AP Başkan Yardımcısı, Yunan Milletvekili Eva Kaili etrafında şekillenen rüşvet davası, AB'yi temellerinden sarsan bir skandal haline dönüştü. Bilindiği üzere Kaili, siyasi çıkarlarını gözetmek karşılığında Katar'dan büyük miktarlarda rüşvet almakla suçlanıyor. 

Kaili konusunda günlerdir sessiz kalan Avrupa Komisyonu Başkanı Ursula von der Leyen, dünkü açıklamasında, iddiaları "çok ciddi" olarak nitelendirdi ve tüm AB kurumları için bir "etik kurul" oluşturulması çağrısında bulundu. Kaili'nin rüşvet meselesi, AB'nin tüm kurul ve kurumlarının bir sorgu sürecine gireceğini gösteriyor. 
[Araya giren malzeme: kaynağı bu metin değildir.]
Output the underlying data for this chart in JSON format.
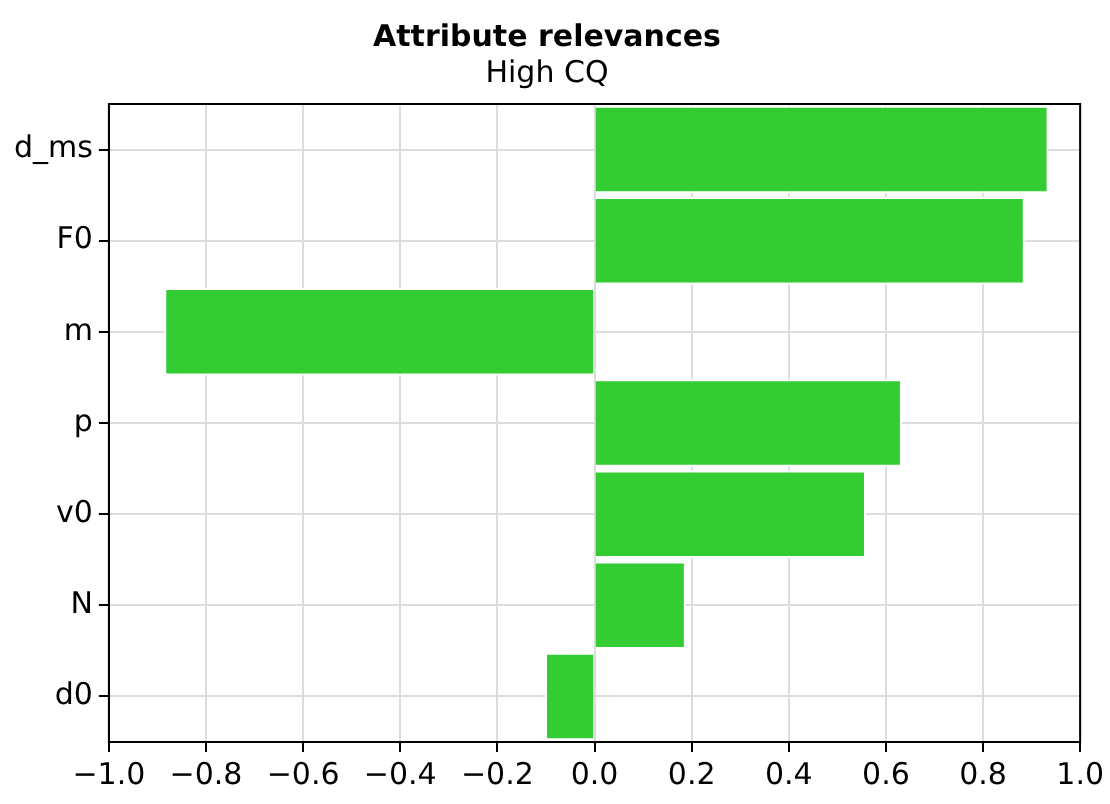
{
  "chart_data": {
    "type": "bar",
    "orientation": "horizontal",
    "title": "Attribute relevances",
    "subtitle": "High CQ",
    "categories": [
      "d_ms",
      "F0",
      "m",
      "p",
      "v0",
      "N",
      "d0"
    ],
    "values": [
      0.935,
      0.886,
      -0.886,
      0.633,
      0.559,
      0.188,
      -0.102
    ],
    "color": "#33cc33",
    "xlim": [
      -1.0,
      1.0
    ],
    "xticks": [
      {
        "value": -1.0,
        "label": "−1.0"
      },
      {
        "value": -0.8,
        "label": "−0.8"
      },
      {
        "value": -0.6,
        "label": "−0.6"
      },
      {
        "value": -0.4,
        "label": "−0.4"
      },
      {
        "value": -0.2,
        "label": "−0.2"
      },
      {
        "value": 0,
        "label": "0.0"
      },
      {
        "value": 0.2,
        "label": "0.2"
      },
      {
        "value": 0.4,
        "label": "0.4"
      },
      {
        "value": 0.6,
        "label": "0.6"
      },
      {
        "value": 0.8,
        "label": "0.8"
      },
      {
        "value": 1.0,
        "label": "1.0"
      }
    ],
    "grid": true,
    "legend": false
  }
}
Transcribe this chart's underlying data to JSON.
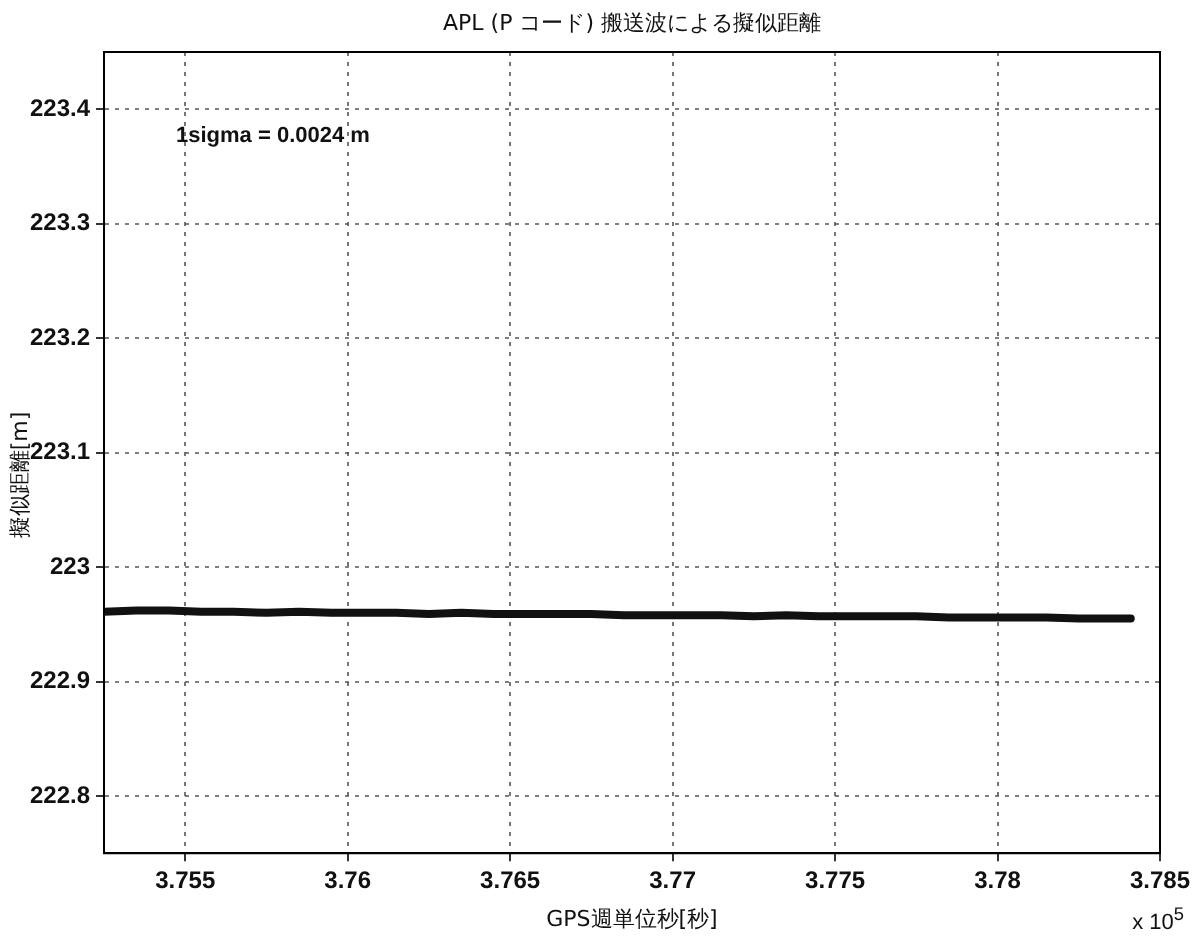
{
  "chart_data": {
    "type": "line",
    "title": "APL (P コード) 搬送波による擬似距離",
    "xlabel": "GPS週単位秒[秒]",
    "ylabel": "擬似距離[m]",
    "annotations": [
      "1sigma = 0.0024 m",
      "x 10$^{5}$"
    ],
    "x": [
      3.7525,
      3.7535,
      3.7545,
      3.7555,
      3.7565,
      3.7575,
      3.7585,
      3.7595,
      3.7605,
      3.7615,
      3.7625,
      3.7635,
      3.7645,
      3.7655,
      3.7665,
      3.7675,
      3.7685,
      3.7695,
      3.7705,
      3.7715,
      3.7725,
      3.7735,
      3.7745,
      3.7755,
      3.7765,
      3.7775,
      3.7785,
      3.7795,
      3.7805,
      3.7815,
      3.7825,
      3.7835,
      3.7841
    ],
    "series": [
      {
        "color": "#111111",
        "values": [
          222.961,
          222.962,
          222.962,
          222.961,
          222.961,
          222.96,
          222.961,
          222.96,
          222.96,
          222.96,
          222.959,
          222.96,
          222.959,
          222.959,
          222.959,
          222.959,
          222.958,
          222.958,
          222.958,
          222.958,
          222.957,
          222.958,
          222.957,
          222.957,
          222.957,
          222.957,
          222.956,
          222.956,
          222.956,
          222.956,
          222.955,
          222.955,
          222.955
        ]
      }
    ],
    "xlim": [
      3.7525,
      3.785
    ],
    "ylim": [
      222.75,
      223.45
    ],
    "xticks": [
      3.755,
      3.76,
      3.765,
      3.77,
      3.775,
      3.78,
      3.785
    ],
    "yticks": [
      222.8,
      222.9,
      {
        "value": 223,
        "label": "223"
      },
      223.1,
      223.2,
      223.3,
      223.4
    ],
    "grid": true,
    "legend": false,
    "marker": "none",
    "line_style": "solid"
  }
}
Bunun yanı sıra Kaili ile başlayan rüşvet soruşturması genişlemeye devam ediyor. Bir başka Yunan Milletvekili ve Avrupa Komisyonu Başkan Yardımsıcı Margaritis Schinas da kadraja girdi. Schinas, bir süre önce Kaili ile birlikte Katar'ı ziyaret etmiş ve dönüşte AB kulislerinde Dünya Kupası'na ev sahipliği yapan ülkenin reklamını yapmıştı.

Kaili davası, Avrupa Parlamentosu'ndaki ilk yolsuzluk skandalı değil. AB uzmanları yolsuzluk olaylarındaki düşüşü 2011 yılında yürürlüğe giren "AB Şeffaflık Sicili" uygulamasına bağlıyor ve ekliyorlar, "Ancak uygulamanın zayıf yönleri var. Ne yazık ki üçüncü ülkelerin etkisi şimdiye kadar tüm şeffaflık kurallarından muaf tutuldu" diyorlar.  

AB içerisinde Katar'a yönelik öfke büyüyor. Arka odalarda, "Katarlıların parayla her şeyi satın alamayacaklarını göstermeliyiz" benzeri cümlelerin sıkça sarf edildiği ifade ediliyor. Bu ülkeye yönelik yaptırımlar da planlanıyor. İlk etapta, uygulanması planlanan vize serbestisi askıya alınacak. İkinci planda ise bu ayın sonunda AP milletvekillerinin Katar'a yapmayı planladıkları gezi iptal edilecek. Açıklamalar şimdilik böyle.

Avrupa'da sular durulmuyor bir türlü. Her gün başka bir olay gündemi belirliyor. Darbe planları, yolsuzluk olayları... Birliğin üst yönetim kadrosu art arda yaşanan sıkıntılı olayların şaşkınlığını üzerinden atıp, çözüme yönelik adımlar atmaya başlayana kadar sulh ortamının sağlanamayacağı görülüyor. Ezcümle Avrupa'yı soğuk bir kış ve oldukça sıcak bir gündem bekliyor.